Este giro imprevisto me hace presentir que se acerca el desenlace, a pesar de que siguen dando vueltas sobre lo mismo, como bestias de carga que empujan una noria a paso lento, pero decidido. Será, claro, porque me he quejado una vez −¡una!− de que me programan viajes sin previo aviso, sin contar conmigo, sin importar que coincidan con las vacaciones que ya he comunicado a la empresa meses antes y que el ente benefactor ni ha consentido ni ha denegado. Porque nunca se pronuncia… Y yo, ante el silencio, y a medida que la fecha se aproxima, cruzo los dedos y empiezo a presagiar, a través de invocaciones a dioses paganos sin tetas de ninguna especie, que puedo ser merecedora de la gracia…
Pero qué oigo? ¿Será verdad lo que dice? Que a partir de ahora me firman las vacaciones. Eso sí, la mitad a fijar por ellos en las fechas que la empresa quiera, todo muy legal, y subrayan: ‘No vamos a ir a putear, ¿eh?’ ¡Uf, menos mal!, pienso, me quedo mucho más tranquila.

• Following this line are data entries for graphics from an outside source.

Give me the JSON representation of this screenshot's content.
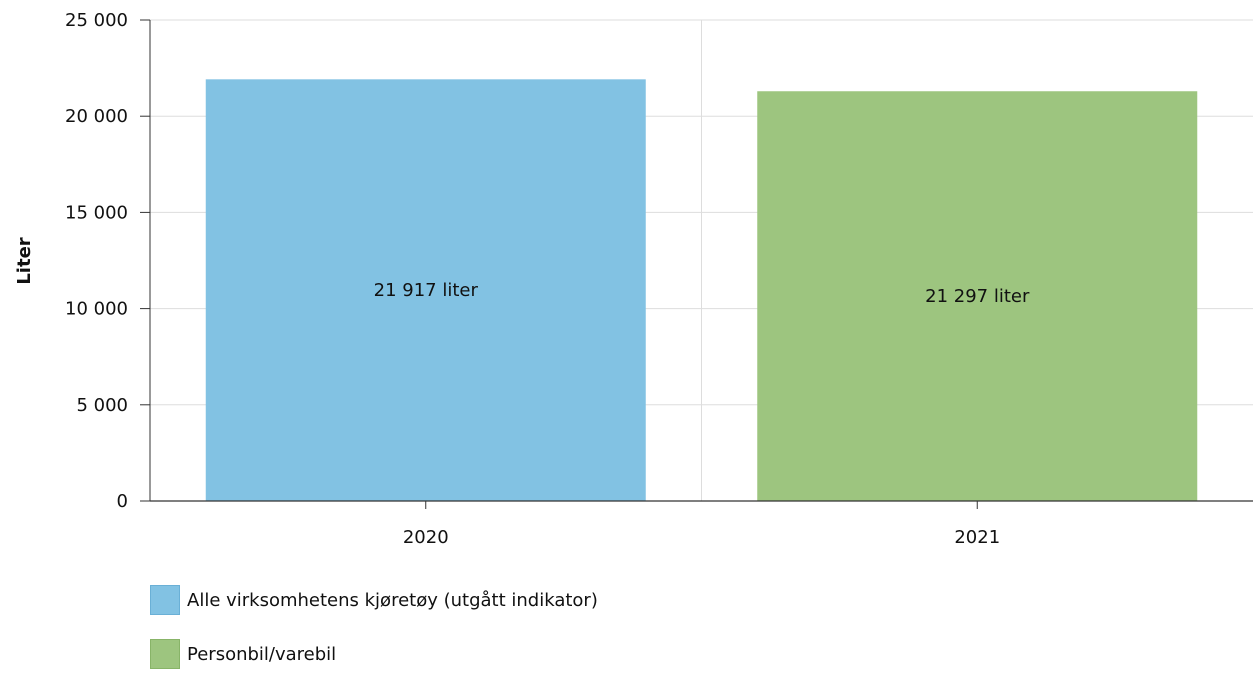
{
  "chart_data": {
    "type": "bar",
    "categories": [
      "2020",
      "2021"
    ],
    "series": [
      {
        "name": "Alle virksomhetens kjøretøy (utgått indikator)",
        "values": [
          21917,
          null
        ],
        "color": "#82c2e3"
      },
      {
        "name": "Personbil/varebil",
        "values": [
          null,
          21297
        ],
        "color": "#9dc57f"
      }
    ],
    "data_labels": [
      "21 917 liter",
      "21 297 liter"
    ],
    "ylabel": "Liter",
    "xlabel": "",
    "ylim": [
      0,
      25000
    ],
    "yticks": [
      0,
      5000,
      10000,
      15000,
      20000,
      25000
    ],
    "ytick_labels": [
      "0",
      "5 000",
      "10 000",
      "15 000",
      "20 000",
      "25 000"
    ],
    "grid": true,
    "legend_position": "bottom-left"
  }
}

Ahora lloros, ruegos y preguntas. Pero algo me dice que todo puede ser utilizado en mi contra, así que yo no digo nada, no vaya a ser que esta señora se ponga hecha un obelisco… Sí, hecha un obelisco. Porque mi jefa no se pone hecha un basilisco, como el resto de los mortales. No. Ella, según sus propias palabras, se pone hecha un obelisco.

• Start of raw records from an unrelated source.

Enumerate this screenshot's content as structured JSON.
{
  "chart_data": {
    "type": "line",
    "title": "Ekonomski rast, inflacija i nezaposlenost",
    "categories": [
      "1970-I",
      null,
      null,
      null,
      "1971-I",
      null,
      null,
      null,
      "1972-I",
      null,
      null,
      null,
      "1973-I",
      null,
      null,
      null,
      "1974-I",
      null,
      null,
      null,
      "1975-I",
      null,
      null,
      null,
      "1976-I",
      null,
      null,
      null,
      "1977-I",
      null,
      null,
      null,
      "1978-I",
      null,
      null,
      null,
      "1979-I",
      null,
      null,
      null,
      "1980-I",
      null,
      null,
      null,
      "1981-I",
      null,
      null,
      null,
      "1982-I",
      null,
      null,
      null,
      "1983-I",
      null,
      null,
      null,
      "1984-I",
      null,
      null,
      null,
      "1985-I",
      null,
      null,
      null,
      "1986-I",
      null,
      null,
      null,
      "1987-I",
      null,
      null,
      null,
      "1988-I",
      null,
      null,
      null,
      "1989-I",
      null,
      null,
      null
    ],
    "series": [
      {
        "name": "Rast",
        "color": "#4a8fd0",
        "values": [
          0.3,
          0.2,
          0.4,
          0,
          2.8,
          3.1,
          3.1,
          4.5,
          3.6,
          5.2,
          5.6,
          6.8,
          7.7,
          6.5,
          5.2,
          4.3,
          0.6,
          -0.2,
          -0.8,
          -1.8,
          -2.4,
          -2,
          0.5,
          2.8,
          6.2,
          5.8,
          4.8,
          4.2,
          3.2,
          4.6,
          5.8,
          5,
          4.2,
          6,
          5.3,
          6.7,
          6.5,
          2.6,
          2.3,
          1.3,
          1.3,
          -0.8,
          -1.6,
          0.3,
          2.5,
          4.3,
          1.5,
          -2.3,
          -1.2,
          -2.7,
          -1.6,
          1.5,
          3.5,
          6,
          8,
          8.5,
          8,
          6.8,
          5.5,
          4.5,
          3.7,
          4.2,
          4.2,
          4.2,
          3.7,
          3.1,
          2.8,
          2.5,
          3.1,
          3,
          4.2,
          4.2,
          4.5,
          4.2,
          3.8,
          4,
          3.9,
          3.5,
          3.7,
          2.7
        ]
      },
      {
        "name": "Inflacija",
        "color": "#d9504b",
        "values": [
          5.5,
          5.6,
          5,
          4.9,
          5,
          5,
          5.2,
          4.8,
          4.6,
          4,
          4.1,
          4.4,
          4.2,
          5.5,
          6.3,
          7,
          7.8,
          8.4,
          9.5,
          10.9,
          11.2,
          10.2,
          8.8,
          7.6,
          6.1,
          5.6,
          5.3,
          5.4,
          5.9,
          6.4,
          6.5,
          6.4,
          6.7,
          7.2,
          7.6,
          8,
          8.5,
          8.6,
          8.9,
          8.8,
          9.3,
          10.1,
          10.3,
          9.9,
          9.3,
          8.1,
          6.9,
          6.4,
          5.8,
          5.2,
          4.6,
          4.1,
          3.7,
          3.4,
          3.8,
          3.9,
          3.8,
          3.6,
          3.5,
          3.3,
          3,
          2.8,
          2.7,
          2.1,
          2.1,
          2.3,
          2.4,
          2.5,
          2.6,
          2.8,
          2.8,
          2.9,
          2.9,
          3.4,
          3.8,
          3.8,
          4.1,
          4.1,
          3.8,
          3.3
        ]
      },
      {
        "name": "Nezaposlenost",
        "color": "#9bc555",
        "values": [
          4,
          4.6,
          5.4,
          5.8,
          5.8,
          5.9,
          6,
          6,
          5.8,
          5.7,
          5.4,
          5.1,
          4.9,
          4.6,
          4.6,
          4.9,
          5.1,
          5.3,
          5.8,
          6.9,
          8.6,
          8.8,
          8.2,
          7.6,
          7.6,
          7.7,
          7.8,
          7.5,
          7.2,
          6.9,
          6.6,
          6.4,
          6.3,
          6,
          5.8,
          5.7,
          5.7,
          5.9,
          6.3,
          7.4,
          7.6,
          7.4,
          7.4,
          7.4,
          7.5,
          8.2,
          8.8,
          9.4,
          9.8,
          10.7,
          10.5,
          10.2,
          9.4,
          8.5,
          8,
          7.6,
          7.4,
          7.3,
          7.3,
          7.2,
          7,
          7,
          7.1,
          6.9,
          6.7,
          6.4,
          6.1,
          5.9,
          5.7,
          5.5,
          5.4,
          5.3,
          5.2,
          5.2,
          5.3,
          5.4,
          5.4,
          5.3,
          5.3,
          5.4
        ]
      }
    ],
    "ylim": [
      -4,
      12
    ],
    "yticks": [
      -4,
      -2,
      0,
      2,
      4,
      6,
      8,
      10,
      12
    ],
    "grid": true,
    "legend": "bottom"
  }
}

¿Sabrá lo que es un obelisco esta señora? Algo me dice que no. Pero yo me la imagino feliz allí arriba, en lo alto, contemplando sus dominios a vista de pájaro. Me incorporo de la silla con el mismo malestar de otras veces, una mezcla de alivio por marcharme y de repugnancia por mi sometimiento, de indefensión y cólera reprimida. Y a punto de cerrarse ya el telón, reprochándome a mí misma el haber callado demasiado, me dirijo hacia la puerta del despacho con una sensación de mareo que me hace vomitar compulsivamente, en medio de la moqueta ajada, un reguero de palabras descompuestas: ‘¿Sabes qué te digo, cosa boba? Que te lo regalo. ¡Para ti el obelisco!’